Europe's Galileo satnav identifies problems behind failing clocks
Investigators have uncovered the problems behind the failure of atomic clocks onboard satellites belonging to the beleaguered Galileo satnav system, the European Commission said Monday.
For months, the European Space Agency—which runs the programme—has been investigating the reasons behind failing clocks onboard some of the 18 navigation satellites it has launched for Galileo, Europe's alternative to America's GPS system.
Each Galileo satellite has four ultra-accurate atomic timekeepers, two that use rubidium and two hydrogen maser. But a satellite needs just one working clock for the satnav to work—the rest are spares.
Three rubidium and six hydrogen maser clocks were not working, with one satellite sporting two failed timekeepers.
"The main causes of the malfunctions have been identified and measures have been put in place to reduce the possibility of further malfunctions of the satellites already in space," commission spokeswoman Lucia Caudet said.
ESA found after an investigation that its rubidium clocks had a faulty component that could cause a short circuit, according to European sources.
The investigation also found that operations involving hydrogen maser clocks need to be controlled and closely monitored, the same sources said.
The agency has taken measures to correct both sets of problems, the sources added, with the agency set to replace the faulty component in rubidium clocks on satellites not yet in orbit and improve hydrogen maser clocks as well.
"The supply of the first Galileo services has not and will not be affected by the malfunctioning of the atomic clocks or by other corrective measures," Caudet said, and that the malfunctions have not affected service performance.
'Most accurate clocks ever'
The Galileo system went live in December last year, providing initial services with a weak signal, having taken 17 years at more than triple the original budget.
The civilian-controlled service is seen as strategically important for Europe, which relies on two military-run rivals—GPS and Russia's GLONASS.
ESA boasts that Galileo has the most accurate atomic clocks ever used for geolocalisation.
Similar to traditional clocks relying on the tick of a pendulum, atomic timekeepers also count regular oscillations, in this case switches between energy states of atoms stimulated by heat or light.
But Galileo has experienced many setbacks, including the placement of two satellites in the wrong orbit.
In January, ESA director general Jan Woerner announced that the system had suffered a setback with its atomic clocks.

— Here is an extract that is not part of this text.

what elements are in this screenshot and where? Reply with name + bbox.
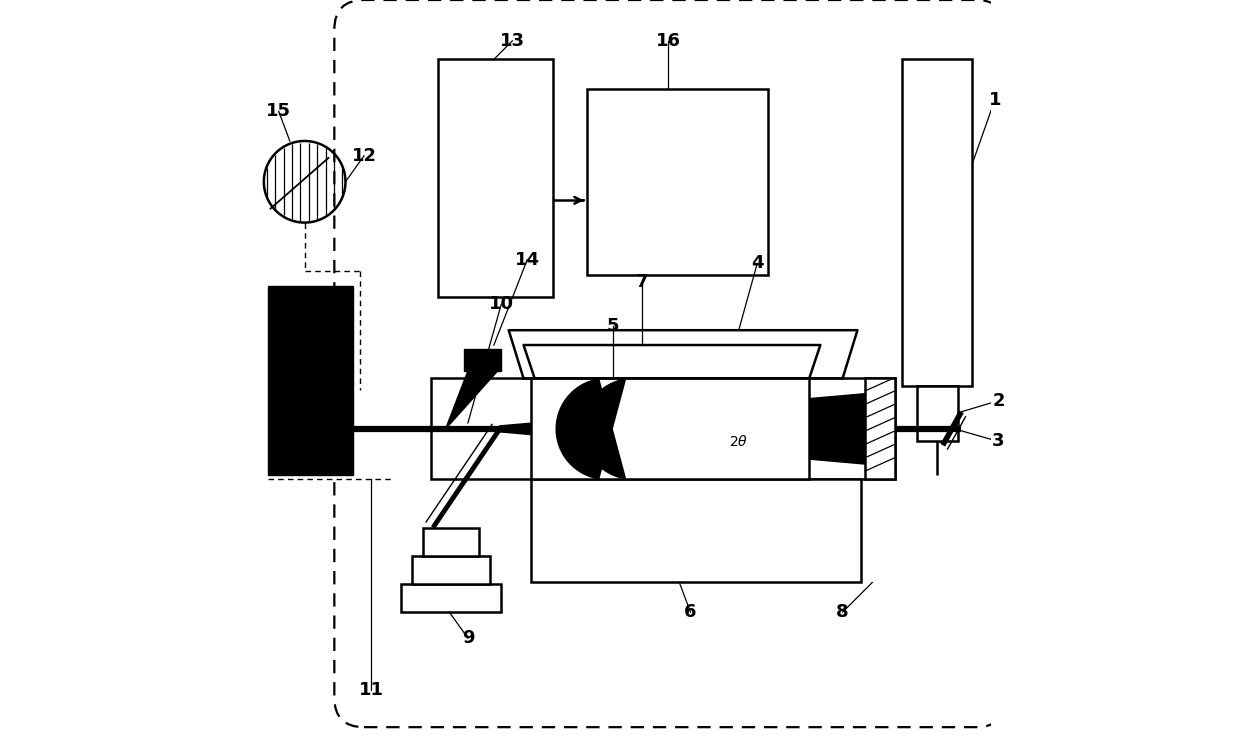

The EU Commission expects Galileo to be fully operational by 2020.
ESA signed a contract in late June with a German-British consortium to build eight more satellites for Galileo, which will eventually comprise 30 orbiters.
Twenty-four will be operational, in three orbital planes, with the rest standing by as spares, in orbit and on the ground.
Once fully deployed, Galileo aims to pinpoint a location on Earth to within a metre—compared to several metres for GPS and GLONASS.
Clients of a paying service will be able to receive even more accurate readings—down to centimetres. Such accuracy will be very useful in search-and-rescue operations.
All new cars sold in Europe by 2018 will be fitted with Galileo for navigation and emergency calls.
Its high-precision clocks will also boost synchronisation of banking and financial transaction, telecommunications and energy smart-grids, making them more efficient.
It should also boost the safety of driverless cars.